Chacune des trois versions est motivée par l’intérêt personnel qui, au lieu de vouloir rétablir l’innocence, tourne autour de la notion d’honneur. La perte de l’honneur, voire de l’image publique, prévaut sur tout. Le moine croit en l’image de la victime que la femme projette d’elle bien qu’elle soit contraire à la description que le bandit venait de donner d’elle. Le roturier, plus sceptique, exprime ses doutes à l’égard de l’attitude de la femme, pensant qu’elle aurait menti – au juge comme à elle-même. Il comprend que les personnages, en cherchant à embellir leurs actes, s’abandonnent à une image qui n’est que pure illusion. Le récit du bûcheron fait au moine et au roturier révèle une autre vérité en dévoilant la lâcheté et la mesquinerie des trois autres personnages concernés par le crime. Cependant, il n’est pas fiable non plus, car lui-même a menti en ayant caché au tribunal avoir été le témoin du crime et non simplement celui qui a découvert le cadavre par hasard. C’est le roturier qui met à jour la vérité ayant compris que le bûcheron a volé le précieux poignard de la femme du samouraï. Aucun des personnages – à l’exception du moine – n’est exempt de faute ; le portrait de chacun est terni de bassesses et de mensonges. L’attitude des individus envers la vérité n’est pas sans conséquence pour autrui comme le souligne Mitsuhirō Yoshimoto : « Le film souligne que l’homme est à l’origine du chaos social. Ce que conduit les humains à se détruire eux-mêmes, c’est l’égoïsme. » (Mitsuhirō Yoshimoto, Kurosawa: Film Studies and Japanese Cinema, Durham, North Carolina, Duke University Press, 2012, p. 183)
Le thème de l’illusion ne concerne pas seulement les personnages mais renvoie au cœur du médium cinématographique. La dimension représentationnelle du cinéma est mise à jour par l’aspect théâtral du film, visuellement exprimé par le caractère scénique de la cour et la disposition des personnages dans l’espace. Ils sont filmés frontalement en plan moyen et au centre d’un espace vide, sur fond d’un mur blanc. La frontalité et l’espace nu évoquent la scène du théâtre Nō. De même que le jeu parfois excentrique des acteurs – notamment celui de Mifune et celui de Kyō – évoque le cinéma muet. Mise en scène et jeu contrecarrent les conventions du réalisme et, en dévoilant le cinéma comme une machine à créer l’illusion, renforcent l’idée que les personnages se mettent en scène eux-mêmes.
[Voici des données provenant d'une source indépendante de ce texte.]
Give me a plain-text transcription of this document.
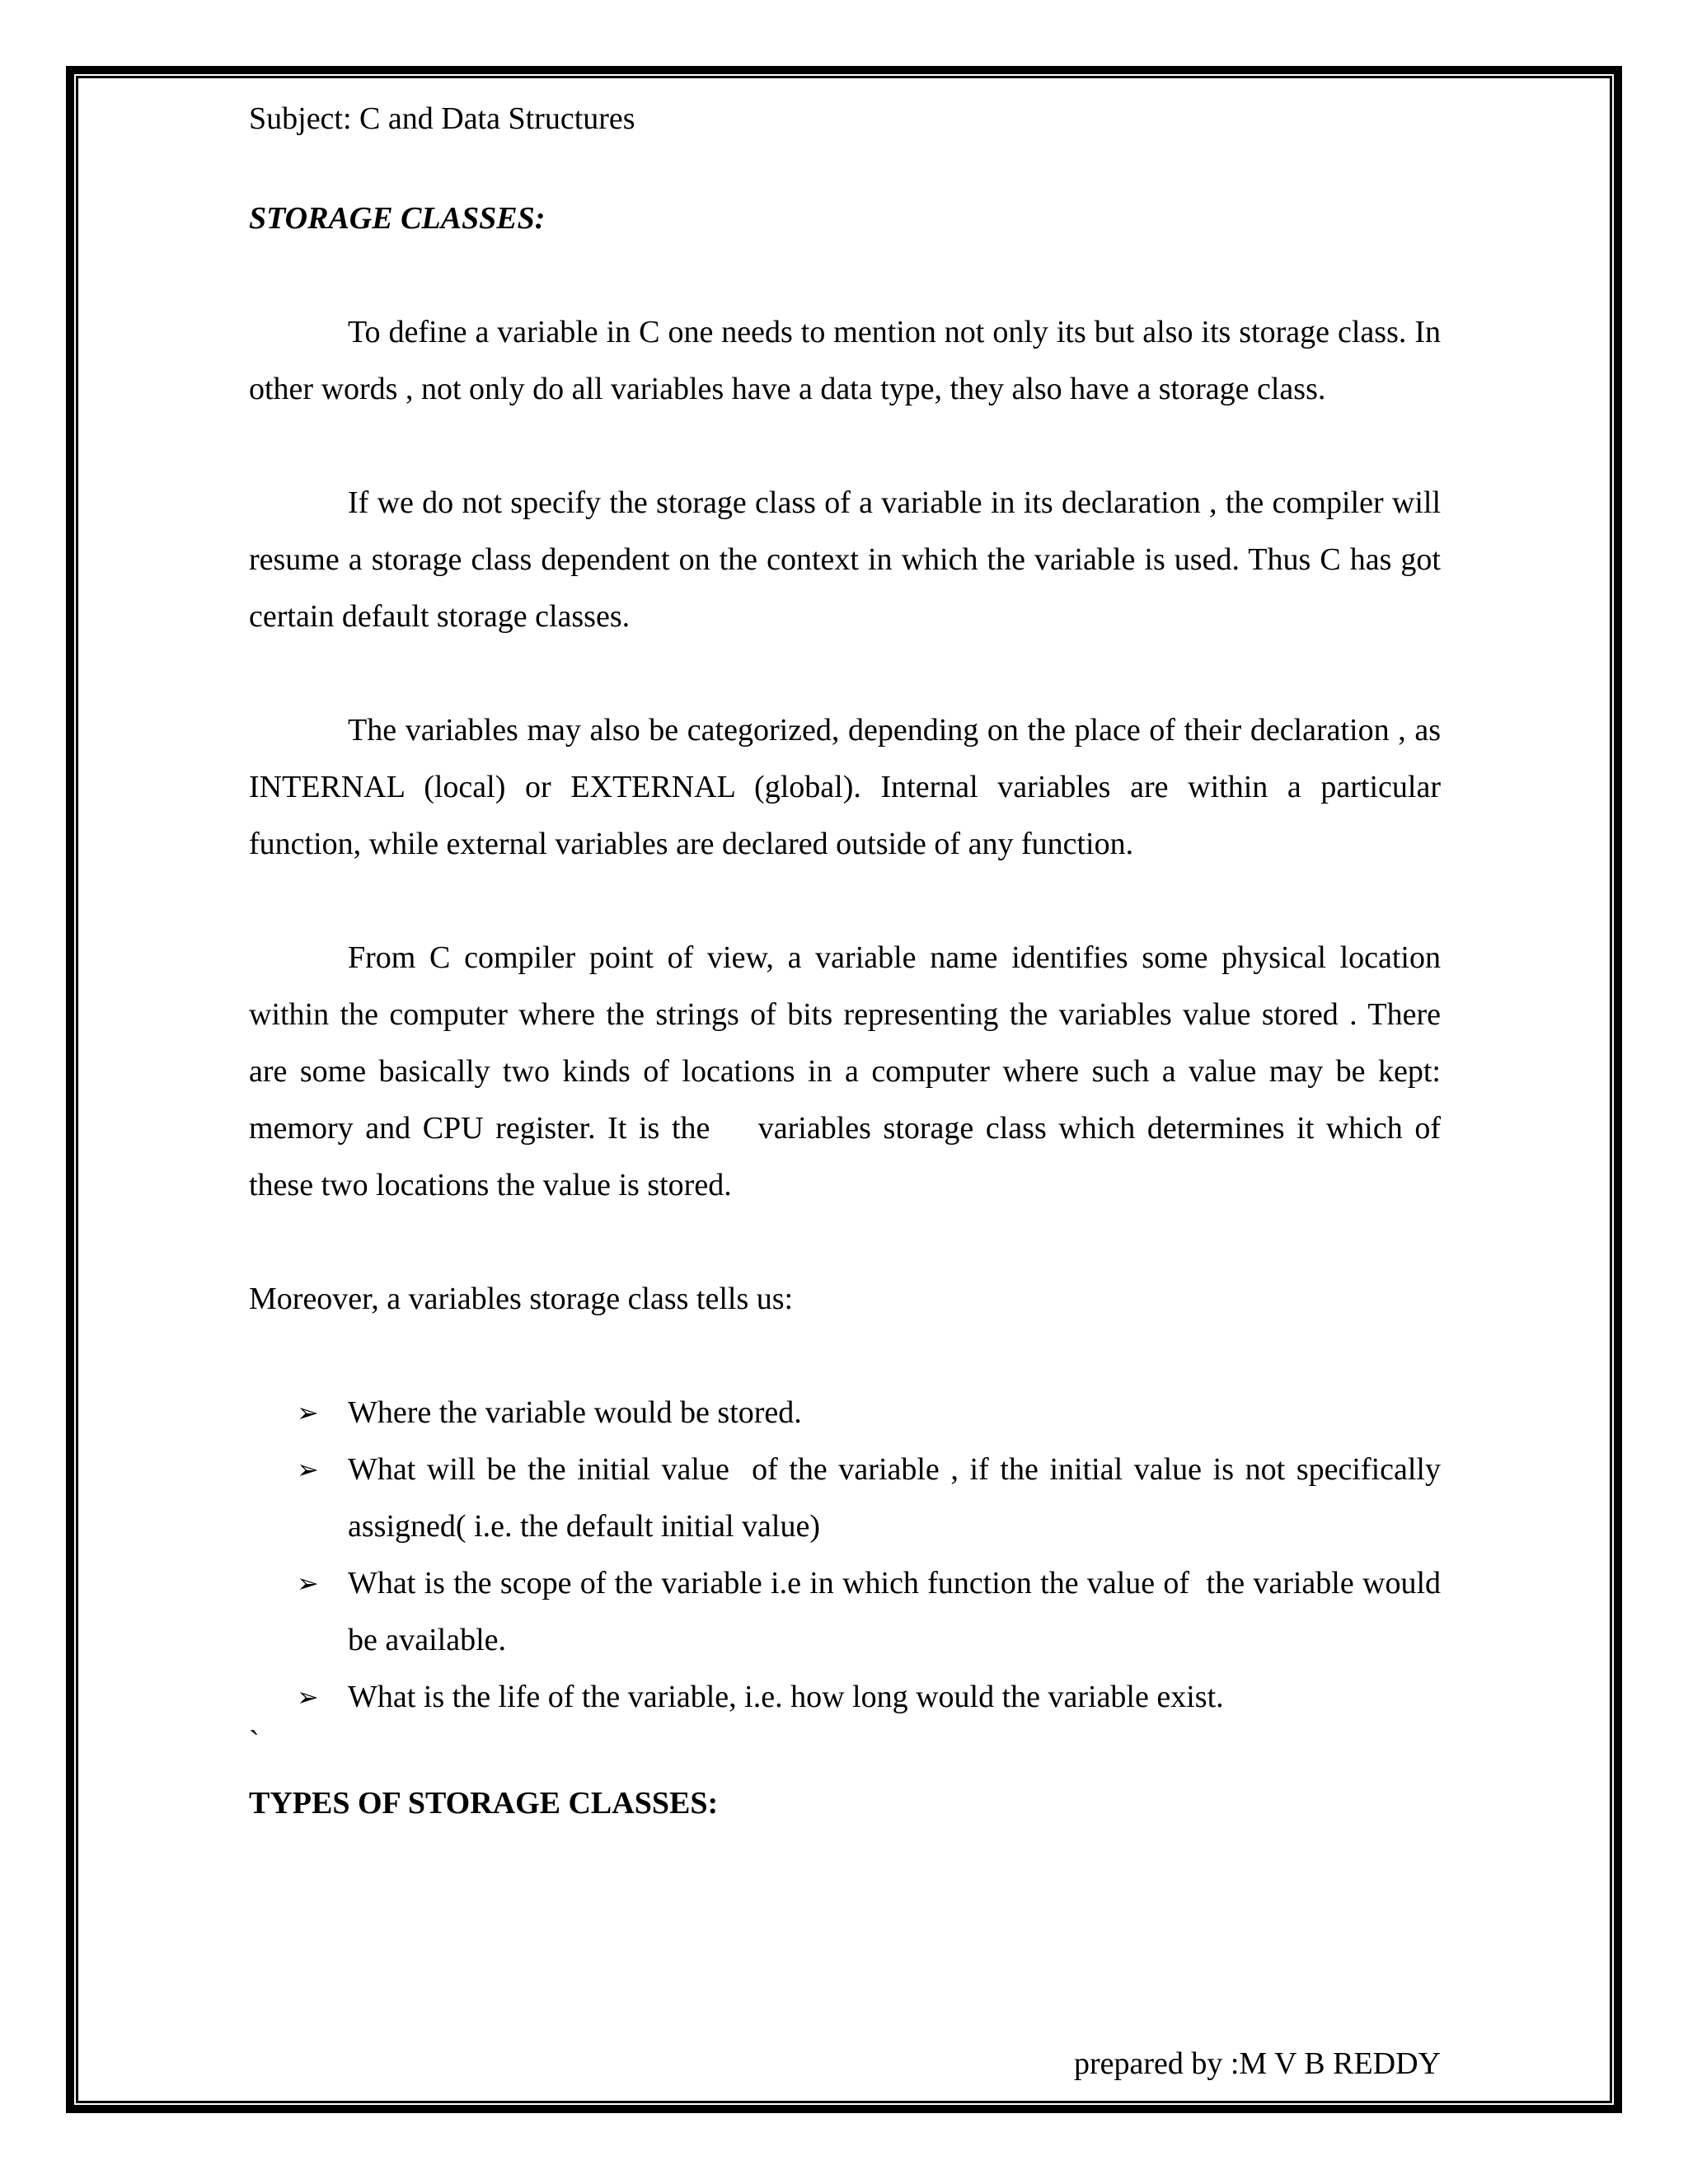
Subject: C and Data Structures

STORAGE CLASSES:

To define a variable in C one needs to mention not only its but also its storage class. In other words , not only do all variables have a data type, they also have a storage class.

If we do not specify the storage class of a variable in its declaration , the compiler will resume a storage class dependent on the context in which the variable is used. Thus C has got certain default storage classes.

The variables may also be categorized, depending on the place of their declaration , as INTERNAL (local) or EXTERNAL (global). Internal variables are within a particular function, while external variables are declared outside of any function.

From C compiler point of view, a variable name identifies some physical location within the computer where the strings of bits representing the variables value stored . There are some basically two kinds of locations in a computer where such a value may be kept: memory and CPU register. It is the    variables storage class which determines it which of these two locations the value is stored.

Moreover, a variables storage class tells us:

➢ Where the variable would be stored.
➢ What will be the initial value  of the variable , if the initial value is not specifically assigned( i.e. the default initial value)
➢ What is the scope of the variable i.e in which function the value of  the variable would be available.
➢ What is the life of the variable, i.e. how long would the variable exist.

`

TYPES OF STORAGE CLASSES:

prepared by :M V B REDDY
Le décor et la mise en scène concourent à visualiser la mise en doute de la notion-clef de vérité. Ainsi, l’espace nu et lumineux des scènes du tribunal, prédominé par l’horizontalité, contraste avec la verticalité des arbres dans les scènes de la forêt et le jeu de la lumière et de l’ombre qui fragmente l’espace et les corps humains. Il est également distinct des scènes se déroulant sous la porte de la ville en ruines et la pluie torrentielle. Dans les séquences de la cour, l’ordre semble être rétabli, la rigueur esthétique défiant le sentiment de chaos qui émane des autres scènes. Cependant, les déclarations contradictoires et les mensonges apparentes suggèrent que le sentiment d’ordre n’est qu’un leurre.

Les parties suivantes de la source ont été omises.